Yasin Malik, the once-feared Kashmiri separatist leader, is now trying to rewrite his bloody past. Long accused by the Kashmiri Pandit community of leading brutal attacks that forced their mass exodus from the Kashmir Valley, Malik has filed an affidavit in court claiming he’s innocent. He says “circumstances” pushed him into militancy back in the late 1980s and early 1990s, not any personal choice to spread terror.
For Kashmiri Pandits, these words ring hollow. They remember Malik as a key figure in a wave of violence that shattered their lives. Starting around 1988, militants like him targeted Hindus in the Valley, killing hundreds, kidnapping and gang-raping women, looting homes, burning properties, and even desecrating temples. Pandit families lost everything—houses seized, lands grabbed, or sold off for next to nothing under threat. This wasn’t random chaos; it was a calculated push to drive out an ancient community that’s called Kashmir home for over 5,000 years.
Malik’s group lured young Kashmiris into armed militancy, turning a peaceful region into a hotspot of radicalism and fear. In his affidavit, he denies starting the “genocide and gang rape” that sparked the Kashmiri Pandits exodus. He even challenges India’s Intelligence Bureau to dig up old records proving his role. But survivors say the evidence is in their scars. Take the brutal murder of Girija Tickoo, gang-raped and killed in 1990. Or scholar Sarvanand Premi and his son, executed by militants. Radio Kashmir’s Lassa Koul, politician Tikalal Taploo, Justice Neelkanth Ganjoo— the list of victims goes on, with hundreds more unnamed in villages and towns across the Valley.
What’s shocking is how little has changed in over three decades.

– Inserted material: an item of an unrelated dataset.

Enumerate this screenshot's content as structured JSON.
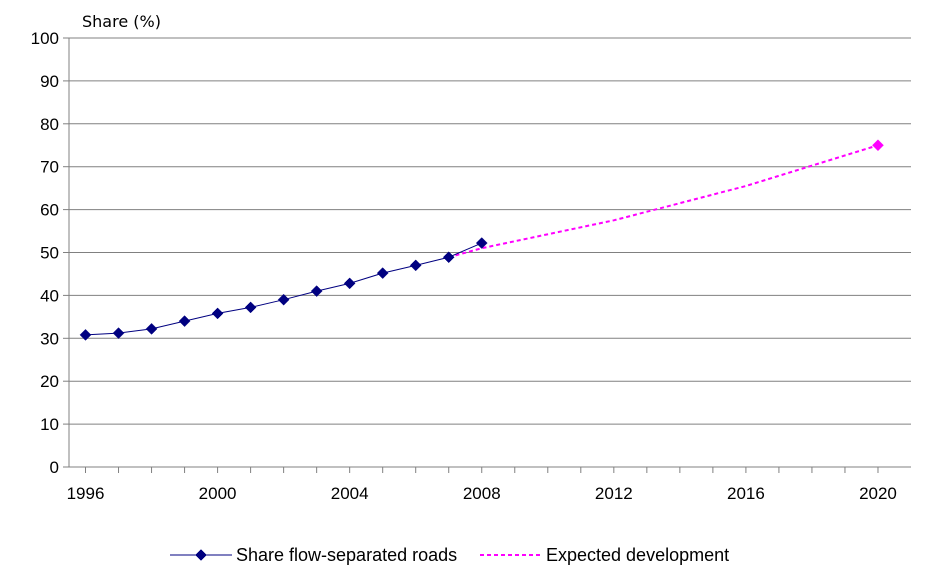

Despite demands for justice, no full investigation has ever happened into the ethnic cleansing of Kashmiri Pandits. Other tragedies in India, like the 1984 anti-Sikh riots or the 2002 Gujarat riots, got multiple probes and commissions. Yet the violence against Pandits? It’s been swept under the rug by governments in New Delhi and Jammu and Kashmir. Only a handful of police reports from the time exist, and most cases stalled without trials.
Malik isn’t alone in dodging accountability. His old associate, Bitta Karate—real name Farooq Ahmed Dar, known as the “Butcher of Pandits”—once bragged about killing over 20 Pandits in 1990, maybe even 40. His first victim was a friend, Satish Tickoo, shot eight times in the head and chest. Karate got arrested but walked free on bail in 2006 after prosecutors showed little interest in the case. It’s a story that captures the Pandits’ long fight for justice.
Today, with Malik in failing health and facing serious charges, some voices rally to his side. Former Jammu and Kashmir Chief Minister Mehbooba Mufti recently wrote to Home Minister Amit Shah, asking for a “humanitarian” approach—forgetting that her own sister, Rubaiya Sayeed, identified Malik as her kidnapper in 1989. But what about the over 700,000 Kashmiri Pandits displaced, many still living as refugees? Witnesses from that era are fading away, and without a proper probe into the Kashmir terrorism that targeted them, the full truth risks slipping into denial.
If these “grotesque allegations” were investigated thoroughly, experts say Malik would have faced the noose years ago. Instead, he offers dramatic lines like hanging himself if proven guilty. As the ecosystem that once justified Kashmir militancy keeps downplaying the exodus—blaming figures like the late Governor Jagmohan—the Pandit community warns: Without action, history could twist this into a simple “migration,” erasing the killings and cries forever.